The Washington Post reported Wednesday that a proposal from the White House would cut EPA staffing levels by one-fifth over the course of a year and either curtail or eliminate “dozens” of programs, including the Brownfields remediation program, which funds cleanups at former industrial sites that have been contaminated by pollution.
“This is removing bones at this point,” Pete Didisheim, senior director of advocacy for Natural Resources Council of Maine, said Thursday of Trump’s plans to reduce spending and change policy at the EPA.
Didisheim said the Trump administration is expected to release a more detailed plan this week about proposed budget cuts and policy changes but that the outlook for environmental programs nationally and in Maine is not good.
“This [possible 20 percent] scale of budget cuts is all bad news,” Didisheim said. “None of what we’re hearing is good for Maine.”
David Madore, spokesman for Maine Department of Environmental Protection, said Friday that he did not have immediate access to detailed information about which ongoing DEP programs are being funded by EPA grants, nor did he have a breakdown of the individual amounts of money that the department has received from the federal agency. He said the department had budgeted expenditures of $52.7 million for the 2016 fiscal year, of which $11.3 million — or 21.5 percent — was being funded by the federal government.
Madore declined to comment on what EPA budget cuts might mean for the department, saying the department has not had any formal communications with the agency about the implications of Trump’s executive order.
Laura Dorle, state director for Environment Maine, said Thursday that Trump’s order this week to reverse water protections established under his predecessor opens the door for allowing pollution into non-navigable waters, such as wetlands and streams. In response, Environment Maine has launched a fundraising campaign on its website to combat the order, which it says will “leave Americans with dirtier drinking water.”

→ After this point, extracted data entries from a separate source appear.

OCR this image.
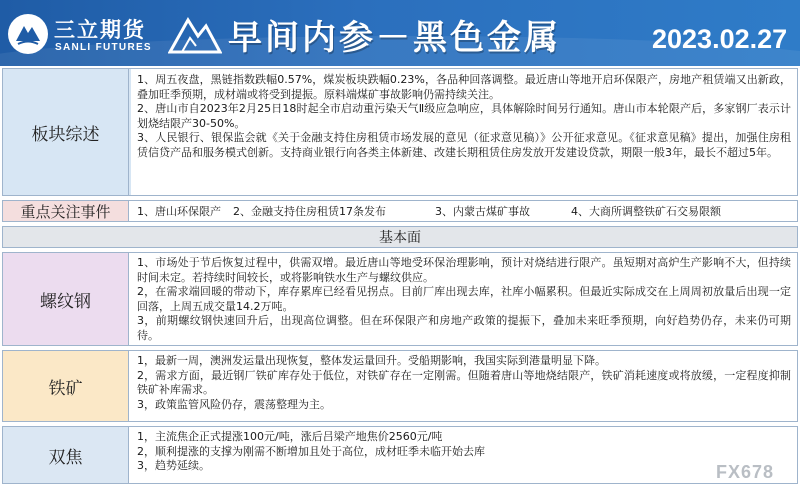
三立期货
SANLI FUTURES 早间内参－黑色金属	2023.02.27
板块综述

1、周五夜盘，黑链指数跌幅0.57%，煤炭板块跌幅0.23%，各品种回落调整。最近唐山等地开启环保限产，房地产租赁端又出新政，叠加旺季预期，成材端或将受到提振。原料端煤矿事故影响仍需持续关注。

2、唐山市自2023年2月25日18时起全市启动重污染天气Ⅱ级应急响应，具体解除时间另行通知。唐山市本轮限产后，多家钢厂表示计划烧结限产30-50%。

3、人民银行、银保监会就《关于金融支持住房租赁市场发展的意见（征求意见稿）》公开征求意见。《征求意见稿》提出，加强住房租赁信贷产品和服务模式创新。支持商业银行向各类主体新建、改建长期租赁住房发放开发建设贷款，期限一般3年，最长不超过5年。

重点关注事件	1、唐山环保限产	2、金融支持住房租赁17条发布	3、内蒙古煤矿事故	4、大商所调整铁矿石交易限额
基本面
螺纹钢

1、市场处于节后恢复过程中，供需双增。最近唐山等地受环保治理影响，预计对烧结进行限产。虽短期对高炉生产影响不大，但持续时间未定。若持续时间较长，或将影响铁水生产与螺纹供应。

2，在需求端回暖的带动下，库存累库已经看见拐点。目前厂库出现去库，社库小幅累积。但最近实际成交在上周周初放量后出现一定回落，上周五成交量14.2万吨。

3，前期螺纹钢快速回升后，出现高位调整。但在环保限产和房地产政策的提振下，叠加未来旺季预期，向好趋势仍存，未来仍可期待。

铁矿

1，最新一周，澳洲发运量出现恢复，整体发运量回升。受船期影响，我国实际到港量明显下降。

2，需求方面，最近钢厂铁矿库存处于低位，对铁矿存在一定刚需。但随着唐山等地烧结限产，铁矿消耗速度或将放缓，一定程度抑制铁矿补库需求。

3，政策监管风险仍存，震荡整理为主。

双焦

1，主流焦企正式提涨100元/吨，涨后吕梁产地焦价2560元/吨

2，顺利提涨的支撑为刚需不断增加且处于高位，成材旺季未临开始去库

3，趋势延续。	FX678
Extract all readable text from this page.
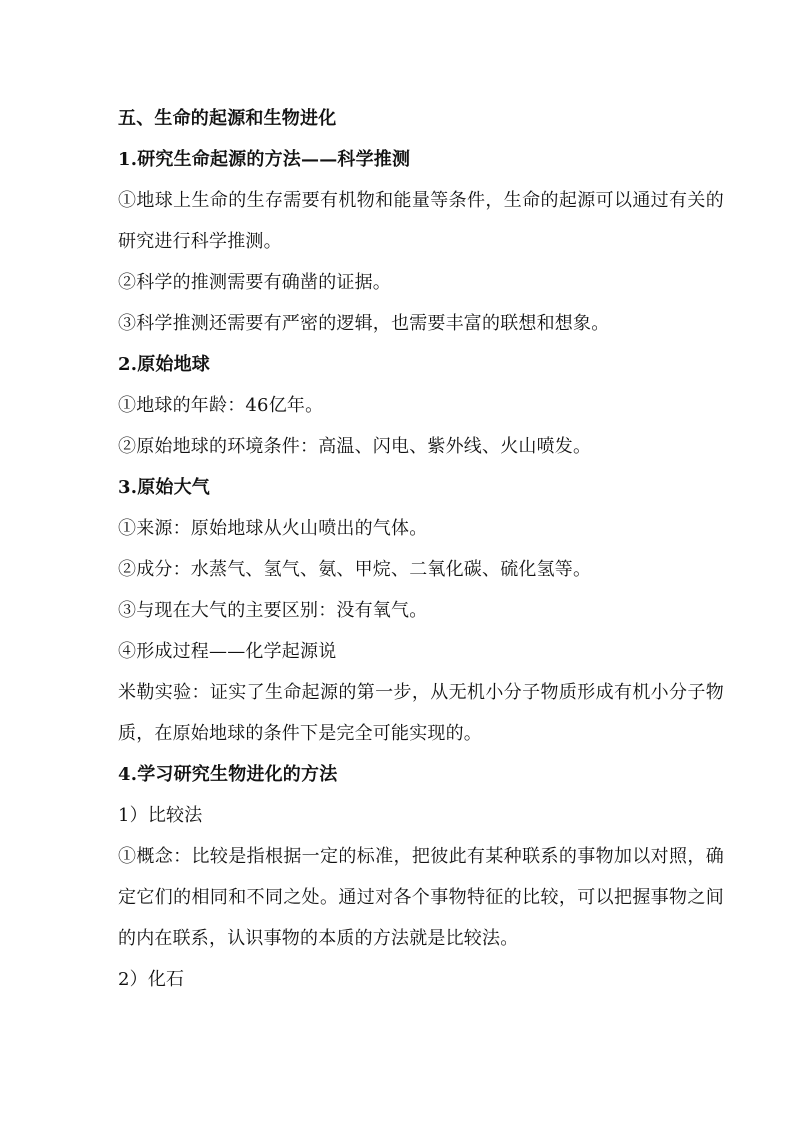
五、生命的起源和生物进化
1.研究生命起源的方法——科学推测
①地球上生命的生存需要有机物和能量等条件，生命的起源可以通过有关的研究进行科学推测。
②科学的推测需要有确凿的证据。
③科学推测还需要有严密的逻辑，也需要丰富的联想和想象。
2.原始地球
①地球的年龄：46亿年。
②原始地球的环境条件：高温、闪电、紫外线、火山喷发。
3.原始大气
①来源：原始地球从火山喷出的气体。
②成分：水蒸气、氢气、氨、甲烷、二氧化碳、硫化氢等。
③与现在大气的主要区别：没有氧气。
④形成过程——化学起源说
米勒实验：证实了生命起源的第一步，从无机小分子物质形成有机小分子物质，在原始地球的条件下是完全可能实现的。
4.学习研究生物进化的方法
1）比较法
①概念：比较是指根据一定的标准，把彼此有某种联系的事物加以对照，确定它们的相同和不同之处。通过对各个事物特征的比较，可以把握事物之间的内在联系，认识事物的本质的方法就是比较法。
2）化石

Trump’s promises to relax restrictions on coal-fired power plant emissions also could have negative impacts on Maine, Dorle said. Because of prevailing wind patterns that blow east from the Midwest, Maine has been referred to as “the tailpipe of the nation,” she said, meaning people in Maine often end up breathing pollution emitted by power plants in other states.

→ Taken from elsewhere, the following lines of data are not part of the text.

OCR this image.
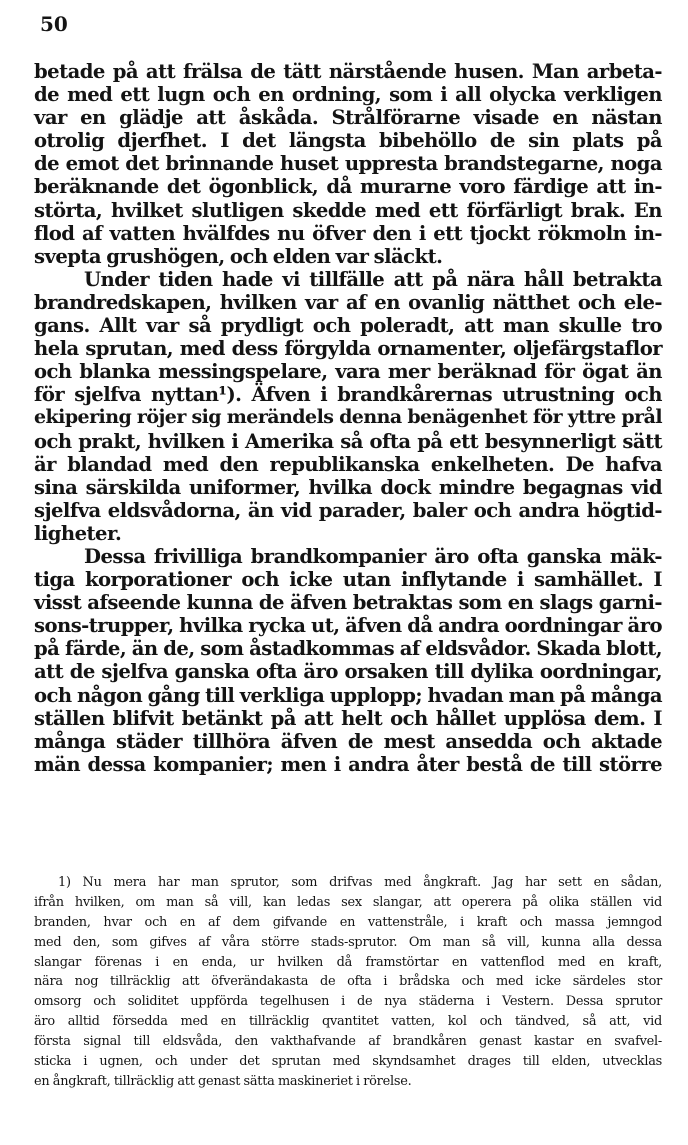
50
betade på att frälsa de tätt närstående husen. Man arbeta-
de med ett lugn och en ordning, som i all olycka verkligen
var en glädje att åskåda. Strålförarne visade en nästan
otrolig djerfhet. I det längsta bibehöllo de sin plats på
de emot det brinnande huset uppresta brandstegarne, noga
beräknande det ögonblick, då murarne voro färdige att in-
störta, hvilket slutligen skedde med ett förfärligt brak. En
flod af vatten hvälfdes nu öfver den i ett tjockt rökmoln in-
svepta grushögen, och elden var släckt.
Under tiden hade vi tillfälle att på nära håll betrakta
brandredskapen, hvilken var af en ovanlig nätthet och ele-
gans. Allt var så prydligt och poleradt, att man skulle tro
hela sprutan, med dess förgylda ornamenter, oljefärgstaflor
och blanka messingspelare, vara mer beräknad för ögat än
för sjelfva nyttan¹). Äfven i brandkårernas utrustning och
ekipering röjer sig merändels denna benägenhet för yttre prål
och prakt, hvilken i Amerika så ofta på ett besynnerligt sätt
är blandad med den republikanska enkelheten. De hafva
sina särskilda uniformer, hvilka dock mindre begagnas vid
sjelfva eldsvådorna, än vid parader, baler och andra högtid-
ligheter.
Dessa frivilliga brandkompanier äro ofta ganska mäk-
tiga korporationer och icke utan inflytande i samhället. I
visst afseende kunna de äfven betraktas som en slags garni-
sons-trupper, hvilka rycka ut, äfven då andra oordningar äro
på färde, än de, som åstadkommas af eldsvådor. Skada blott,
att de sjelfva ganska ofta äro orsaken till dylika oordningar,
och någon gång till verkliga upplopp; hvadan man på många
ställen blifvit betänkt på att helt och hållet upplösa dem. I
många städer tillhöra äfven de mest ansedda och aktade
män dessa kompanier; men i andra åter bestå de till större
1) Nu mera har man sprutor, som drifvas med ångkraft. Jag har sett en sådan,
ifrån hvilken, om man så vill, kan ledas sex slangar, att operera på olika ställen vid
branden, hvar och en af dem gifvande en vattenstråle, i kraft och massa jemngod
med den, som gifves af våra större stads-sprutor. Om man så vill, kunna alla dessa
slangar förenas i en enda, ur hvilken då framstörtar en vattenflod med en kraft,
nära nog tillräcklig att öfverändakasta de ofta i brådska och med icke särdeles stor
omsorg och soliditet uppförda tegelhusen i de nya städerna i Vestern. Dessa sprutor
äro alltid försedda med en tillräcklig qvantitet vatten, kol och tändved, så att, vid
första signal till eldsvåda, den vakthafvande af brandkåren genast kastar en svafvel-
sticka i ugnen, och under det sprutan med skyndsamhet drages till elden, utvecklas
en ångkraft, tillräcklig att genast sätta maskineriet i rörelse.
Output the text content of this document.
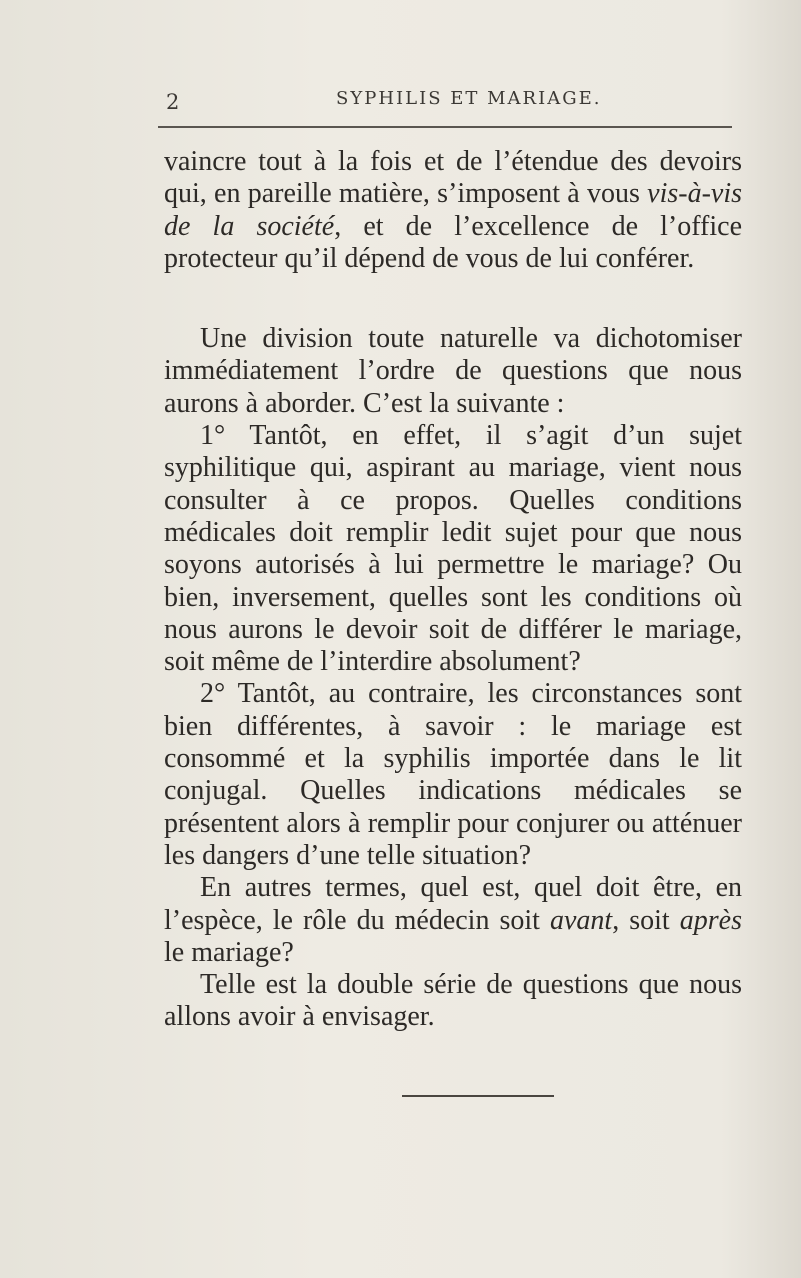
2	SYPHILIS ET MARIAGE.

vaincre tout à la fois et de l’étendue des devoirs qui, en pareille matière, s’imposent à vous vis-à-vis de la société, et de l’excellence de l’office protecteur qu’il dépend de vous de lui conférer.

Une division toute naturelle va dichotomiser immédiatement l’ordre de questions que nous aurons à aborder. C’est la suivante :

1° Tantôt, en effet, il s’agit d’un sujet syphilitique qui, aspirant au mariage, vient nous consulter à ce propos. Quelles conditions médicales doit remplir ledit sujet pour que nous soyons autorisés à lui permettre le mariage? Ou bien, inversement, quelles sont les conditions où nous aurons le devoir soit de différer le mariage, soit même de l’interdire absolument?

2° Tantôt, au contraire, les circonstances sont bien différentes, à savoir : le mariage est consommé et la syphilis importée dans le lit conjugal. Quelles indications médicales se présentent alors à remplir pour conjurer ou atténuer les dangers d’une telle situation?

En autres termes, quel est, quel doit être, en l’espèce, le rôle du médecin soit avant, soit après le mariage?

Telle est la double série de questions que nous allons avoir à envisager.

“It’s the reason Maine and New England has a high rate of asthma,” Dorle said.
According to Didisheim, elimination of the Brownfields program would be “deeply troubling.” The program the been crucial to cleaning up closed paper mills such as Eastern Fine Paper in Brewer, which is now an infrastructure manufacturing facility for Cianbro, and the former Callahan Mine in Brooksville, he said, adding that EPA has committed to funding 90 percent of the ongoing $50 million mine remediation project.

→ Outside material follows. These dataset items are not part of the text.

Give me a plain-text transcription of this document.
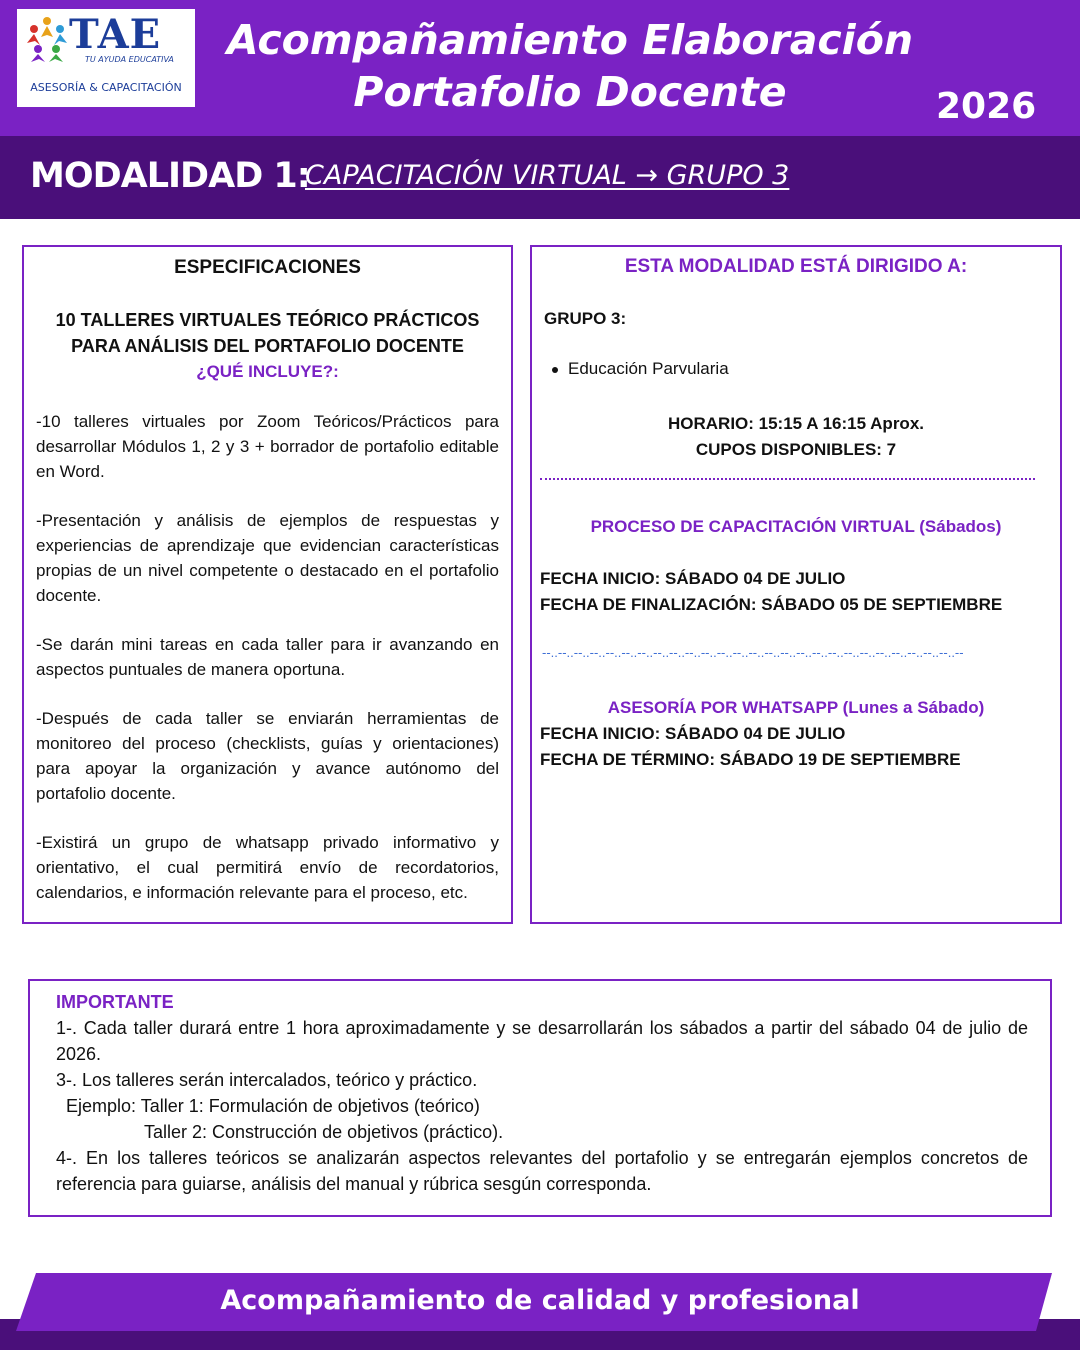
TAE
TU AYUDA EDUCATIVA
ASESORÍA & CAPACITACIÓN
Acompañamiento Elaboración
Portafolio Docente	2026
MODALIDAD 1:
CAPACITACIÓN VIRTUAL → GRUPO 3
ESPECIFICACIONES
10 TALLERES VIRTUALES TEÓRICO PRÁCTICOS PARA ANÁLISIS DEL PORTAFOLIO DOCENTE
¿QUÉ INCLUYE?:
-10 talleres virtuales por Zoom Teóricos/Prácticos para desarrollar Módulos 1, 2 y 3 + borrador de portafolio editable en Word.
-Presentación y análisis de ejemplos de respuestas y experiencias de aprendizaje que evidencian características propias de un nivel competente o destacado en el portafolio docente.
-Se darán mini tareas en cada taller para ir avanzando en aspectos puntuales de manera oportuna.
-Después de cada taller se enviarán herramientas de monitoreo del proceso (checklists, guías y orientaciones) para apoyar la organización y avance autónomo del portafolio docente.
-Existirá un grupo de whatsapp privado informativo y orientativo, el cual permitirá envío de recordatorios, calendarios, e información relevante para el proceso, etc.
ESTA MODALIDAD ESTÁ DIRIGIDO A:
GRUPO 3:
Educación Parvularia
HORARIO: 15:15 A 16:15 Aprox.
CUPOS DISPONIBLES: 7
PROCESO DE CAPACITACIÓN VIRTUAL (Sábados)
FECHA INICIO: SÁBADO 04 DE JULIO
FECHA DE FINALIZACIÓN: SÁBADO 05 DE SEPTIEMBRE
--..--..--..--..--..--..--..--..--..--..--..--..--..--..--..--..--..--..--..--..--..--..--..--..--..--..--
ASESORÍA POR WHATSAPP (Lunes a Sábado)
FECHA INICIO: SÁBADO 04 DE JULIO
FECHA DE TÉRMINO: SÁBADO 19 DE SEPTIEMBRE
IMPORTANTE
1-. Cada taller durará entre 1 hora aproximadamente y se desarrollarán los sábados a partir del sábado 04 de julio de 2026.
3-. Los talleres serán intercalados, teórico y práctico.
Ejemplo: Taller 1: Formulación de objetivos (teórico)
Taller 2: Construcción de objetivos (práctico).
4-. En los talleres teóricos se analizarán aspectos relevantes del portafolio y se entregarán ejemplos concretos de referencia para guiarse, análisis del manual y rúbrica sesgún corresponda.
Acompañamiento de calidad y profesional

EPA funding also has been vital to improving wastewater treatment facilities and reducing sewage overflows into Maine’s fresh and coastal waters, the quality of which affects property values and municipal budgets, Didisheim said.
“We’ve got a $1 billion backlog of upgrading our wastewater treatment facilities” in Maine, he said.
Coal plant emissions also have been blamed for elevated levels of mercury and lead in freshwater and marine fish populations in Maine and in birds that eat them, such as loons and bald eagles. But, according to the Washington Post, reductions in the past decade or so of coal plant emissions have been linked to lower mercury levels in tuna caught in the Gulf of Maine from 2004 to 2012.